Pankaj Tripathi is the show stealer in Satish Kaushik’s Kaagaz. The man is a commendable performer when it comes to delivering humor with a straight face. At places where the writing goes blunt, it’s Tripathi’s first-rate acting chops which saves the day. Satish Kaushik puts up a reliable act as the lawyer who initially cons Pankaj Tripathi’s Bharat Kumar to believe in the system, but later becomes one of his allies in his fight against the system. Monal Gajjar as Bharat’s rustic spouse lends a good support. Mita Vashisht and Amar Upadhyay suffer from half-baked roles.
Arkodeb Mukherjee’s camera work captures the time transition effectively. Minus any frills, Kaushik keeps the production value basic which is the requirement of his story. The film could have been trimmed short by a few minutes on the editing table.
Sandeepa Dhar’s dance song ‘Lallam Laal’ comes across as a misfit, both in terms of the narrative and the picturization. The other songs are passable even though the film does not offer any scope for music.

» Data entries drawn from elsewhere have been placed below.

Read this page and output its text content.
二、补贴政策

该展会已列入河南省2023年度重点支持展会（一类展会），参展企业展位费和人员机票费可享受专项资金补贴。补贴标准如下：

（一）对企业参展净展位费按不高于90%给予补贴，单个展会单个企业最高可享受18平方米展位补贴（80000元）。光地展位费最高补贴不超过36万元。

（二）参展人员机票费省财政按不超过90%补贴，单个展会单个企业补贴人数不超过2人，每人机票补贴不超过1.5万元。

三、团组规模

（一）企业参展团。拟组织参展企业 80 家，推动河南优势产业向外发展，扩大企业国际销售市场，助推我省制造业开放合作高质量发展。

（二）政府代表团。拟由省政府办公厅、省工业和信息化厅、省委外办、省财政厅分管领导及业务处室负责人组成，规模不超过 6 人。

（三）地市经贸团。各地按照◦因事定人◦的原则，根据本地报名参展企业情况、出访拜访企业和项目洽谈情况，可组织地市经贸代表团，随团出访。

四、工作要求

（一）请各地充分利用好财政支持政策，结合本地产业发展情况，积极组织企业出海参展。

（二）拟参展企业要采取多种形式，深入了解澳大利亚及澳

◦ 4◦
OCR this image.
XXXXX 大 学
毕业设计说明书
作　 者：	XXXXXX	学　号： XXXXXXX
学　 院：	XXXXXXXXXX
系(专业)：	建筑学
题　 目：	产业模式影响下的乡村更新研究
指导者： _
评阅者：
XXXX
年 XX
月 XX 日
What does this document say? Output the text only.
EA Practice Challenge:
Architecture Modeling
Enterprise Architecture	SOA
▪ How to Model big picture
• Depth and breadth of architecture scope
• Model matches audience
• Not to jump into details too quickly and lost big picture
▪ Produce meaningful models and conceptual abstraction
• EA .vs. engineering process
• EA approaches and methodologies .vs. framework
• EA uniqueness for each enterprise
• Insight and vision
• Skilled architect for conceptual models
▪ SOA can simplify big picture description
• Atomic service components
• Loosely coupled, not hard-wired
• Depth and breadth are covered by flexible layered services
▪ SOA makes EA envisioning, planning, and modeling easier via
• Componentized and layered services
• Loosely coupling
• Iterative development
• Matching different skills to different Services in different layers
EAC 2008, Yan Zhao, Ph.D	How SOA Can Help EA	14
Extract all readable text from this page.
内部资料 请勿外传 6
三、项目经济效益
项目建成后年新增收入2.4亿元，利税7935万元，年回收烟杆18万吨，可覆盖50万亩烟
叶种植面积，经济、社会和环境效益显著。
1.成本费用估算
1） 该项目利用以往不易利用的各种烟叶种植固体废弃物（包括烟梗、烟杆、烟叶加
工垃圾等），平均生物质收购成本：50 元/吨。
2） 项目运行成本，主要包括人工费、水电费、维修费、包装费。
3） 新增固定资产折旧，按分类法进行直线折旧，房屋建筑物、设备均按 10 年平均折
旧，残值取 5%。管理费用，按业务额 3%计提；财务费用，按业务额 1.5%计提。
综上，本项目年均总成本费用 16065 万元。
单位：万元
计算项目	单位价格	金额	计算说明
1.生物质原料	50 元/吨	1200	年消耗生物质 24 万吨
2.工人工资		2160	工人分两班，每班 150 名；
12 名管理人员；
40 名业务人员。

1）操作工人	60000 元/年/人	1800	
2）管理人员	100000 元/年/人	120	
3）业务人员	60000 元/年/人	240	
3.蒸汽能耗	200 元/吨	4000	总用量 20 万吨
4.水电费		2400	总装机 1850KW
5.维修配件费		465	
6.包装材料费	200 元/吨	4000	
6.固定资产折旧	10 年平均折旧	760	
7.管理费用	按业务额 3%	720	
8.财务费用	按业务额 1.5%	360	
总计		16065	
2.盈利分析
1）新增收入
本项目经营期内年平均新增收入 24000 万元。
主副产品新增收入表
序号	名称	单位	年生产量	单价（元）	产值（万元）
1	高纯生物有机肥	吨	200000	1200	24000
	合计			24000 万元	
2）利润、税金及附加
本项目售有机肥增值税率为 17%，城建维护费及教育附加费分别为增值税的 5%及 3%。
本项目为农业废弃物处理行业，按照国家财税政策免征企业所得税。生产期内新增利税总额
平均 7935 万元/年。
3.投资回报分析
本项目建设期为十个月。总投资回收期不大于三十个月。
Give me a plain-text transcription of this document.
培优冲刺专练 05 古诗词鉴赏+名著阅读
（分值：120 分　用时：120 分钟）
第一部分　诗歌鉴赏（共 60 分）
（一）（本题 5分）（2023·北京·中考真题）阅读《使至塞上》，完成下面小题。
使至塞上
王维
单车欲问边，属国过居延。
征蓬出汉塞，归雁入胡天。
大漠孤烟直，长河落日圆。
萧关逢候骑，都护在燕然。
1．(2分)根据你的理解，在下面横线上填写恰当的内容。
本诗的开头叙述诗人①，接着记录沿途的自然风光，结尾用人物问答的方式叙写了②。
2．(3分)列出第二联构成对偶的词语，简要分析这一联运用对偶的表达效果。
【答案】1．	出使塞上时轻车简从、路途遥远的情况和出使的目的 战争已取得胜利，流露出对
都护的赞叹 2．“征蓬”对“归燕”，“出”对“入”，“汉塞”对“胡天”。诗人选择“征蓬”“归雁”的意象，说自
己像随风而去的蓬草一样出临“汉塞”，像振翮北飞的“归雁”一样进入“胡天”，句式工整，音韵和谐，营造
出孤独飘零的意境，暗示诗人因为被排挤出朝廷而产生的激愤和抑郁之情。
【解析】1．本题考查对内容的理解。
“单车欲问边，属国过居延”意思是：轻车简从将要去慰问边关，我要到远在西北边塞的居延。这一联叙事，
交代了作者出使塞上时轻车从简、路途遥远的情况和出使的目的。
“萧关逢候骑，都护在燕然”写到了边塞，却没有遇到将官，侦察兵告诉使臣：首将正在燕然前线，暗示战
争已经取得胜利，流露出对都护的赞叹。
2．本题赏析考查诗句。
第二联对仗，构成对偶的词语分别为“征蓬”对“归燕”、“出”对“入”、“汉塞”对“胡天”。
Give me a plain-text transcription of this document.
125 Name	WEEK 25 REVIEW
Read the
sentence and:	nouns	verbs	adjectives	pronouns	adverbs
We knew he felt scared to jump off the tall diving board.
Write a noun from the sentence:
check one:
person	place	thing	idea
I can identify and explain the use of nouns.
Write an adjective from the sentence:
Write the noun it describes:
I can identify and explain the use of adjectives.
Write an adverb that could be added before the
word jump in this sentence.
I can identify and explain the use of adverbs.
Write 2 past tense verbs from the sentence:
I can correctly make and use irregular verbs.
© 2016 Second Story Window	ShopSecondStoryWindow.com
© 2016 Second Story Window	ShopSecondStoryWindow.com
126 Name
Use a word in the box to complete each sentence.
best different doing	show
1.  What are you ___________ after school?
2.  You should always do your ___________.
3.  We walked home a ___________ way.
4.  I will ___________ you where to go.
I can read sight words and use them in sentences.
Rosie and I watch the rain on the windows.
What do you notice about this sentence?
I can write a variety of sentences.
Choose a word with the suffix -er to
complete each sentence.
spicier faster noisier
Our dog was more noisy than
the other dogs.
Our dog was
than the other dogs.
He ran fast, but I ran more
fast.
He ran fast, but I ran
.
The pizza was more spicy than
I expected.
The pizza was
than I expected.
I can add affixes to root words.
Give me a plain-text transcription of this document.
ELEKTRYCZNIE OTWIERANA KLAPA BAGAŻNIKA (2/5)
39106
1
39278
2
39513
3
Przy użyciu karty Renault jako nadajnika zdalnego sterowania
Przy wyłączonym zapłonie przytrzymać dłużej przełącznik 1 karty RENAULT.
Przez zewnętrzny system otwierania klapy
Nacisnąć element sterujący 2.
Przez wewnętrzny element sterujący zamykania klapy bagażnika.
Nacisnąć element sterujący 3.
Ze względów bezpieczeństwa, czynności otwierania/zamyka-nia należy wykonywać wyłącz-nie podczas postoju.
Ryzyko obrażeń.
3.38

At a point in the film, Bharat Kumar raises a pertinent question by saying, “Aap Kaagaz ki sunegen ki insaan ki sunegen? Dil insaan ke seene mein dhadkat hai ki Kaagaz mein dhadkat hai? Baal bachcha mehraru … Kaagaz ke hoth hai ki insaan ki hoth hai? ” Likewise, despite the few inconsistences on paper, it’s Pankaj Tripathi’s dependable performance which breathes life into Satish Kaushik’s satirical take on the struggle of the ‘living dead’. We give 3 stars out of 5 for Pankaj Tripathi-Satish Kaushik’s Kaagaz.